Расположенность к рассуждениям свойственна только людям и она делит человечество на две неравные части – умных и глупых. Однако ни один глупый, не согласится с таким делением и создаётся видимость, что его нет, поскольку, последние, тоже берут на себя тяжкое бремя рассуждений. Добро бы эти рассуждения велись в одиночестве и не выносились на всеобщее обсуждение.

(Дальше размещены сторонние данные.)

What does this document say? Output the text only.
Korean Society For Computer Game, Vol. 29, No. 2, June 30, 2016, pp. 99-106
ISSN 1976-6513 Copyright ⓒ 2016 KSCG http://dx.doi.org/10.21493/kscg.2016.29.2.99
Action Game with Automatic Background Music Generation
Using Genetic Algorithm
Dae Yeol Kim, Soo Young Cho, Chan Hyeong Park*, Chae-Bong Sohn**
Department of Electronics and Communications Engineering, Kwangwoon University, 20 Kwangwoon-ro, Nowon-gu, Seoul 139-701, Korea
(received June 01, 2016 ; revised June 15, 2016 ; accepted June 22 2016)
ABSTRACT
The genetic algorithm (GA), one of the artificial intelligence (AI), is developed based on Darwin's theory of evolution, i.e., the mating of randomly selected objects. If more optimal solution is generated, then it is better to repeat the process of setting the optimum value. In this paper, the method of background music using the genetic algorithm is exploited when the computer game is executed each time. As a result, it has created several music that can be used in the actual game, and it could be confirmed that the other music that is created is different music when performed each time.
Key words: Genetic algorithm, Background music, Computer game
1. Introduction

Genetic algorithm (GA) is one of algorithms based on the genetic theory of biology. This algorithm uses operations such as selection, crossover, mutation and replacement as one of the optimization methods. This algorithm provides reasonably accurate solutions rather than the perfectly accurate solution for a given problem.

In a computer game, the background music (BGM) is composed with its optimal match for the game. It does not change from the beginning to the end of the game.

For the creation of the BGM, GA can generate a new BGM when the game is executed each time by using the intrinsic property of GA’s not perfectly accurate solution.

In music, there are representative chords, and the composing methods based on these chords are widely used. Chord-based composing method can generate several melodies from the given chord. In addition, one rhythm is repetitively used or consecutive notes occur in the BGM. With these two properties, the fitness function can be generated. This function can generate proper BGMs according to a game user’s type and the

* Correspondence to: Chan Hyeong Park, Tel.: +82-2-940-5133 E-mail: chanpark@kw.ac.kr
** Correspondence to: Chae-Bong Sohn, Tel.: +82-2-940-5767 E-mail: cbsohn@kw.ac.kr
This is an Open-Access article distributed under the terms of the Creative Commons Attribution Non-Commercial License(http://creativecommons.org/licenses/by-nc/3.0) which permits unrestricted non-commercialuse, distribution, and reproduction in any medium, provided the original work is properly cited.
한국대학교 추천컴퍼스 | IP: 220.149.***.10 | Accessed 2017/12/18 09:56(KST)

Увы, человек не был бы сам собой, если не поделился своими глубокомысленными выводами со всем человечеством. В результате, сплошь да рядом, люди, не обладающие ни полнотой информации, ни достаточными знаниями, выплёскивают итоги своих личных размышлений на ни в чём неповинных обывателей. В особенности сие свойственно тем, кто совершенно безосновательно, присваивает себе право быть рупором общественного мнения, причисляя себя к «тонкой прослойке интеллигенции». Им представляется, что они знают о предмете всё, что надо и даже больше и, как правило, негодуют по поводу любого решения, принимаемого власть предержащими. Такого уж свойство русского интеллигента и либерала. Хотя, где она сегодня, настоящая русская интеллигенция, с её высочайшей культурой, великолепным французским, знанием латыни и умением вести себя в обществе?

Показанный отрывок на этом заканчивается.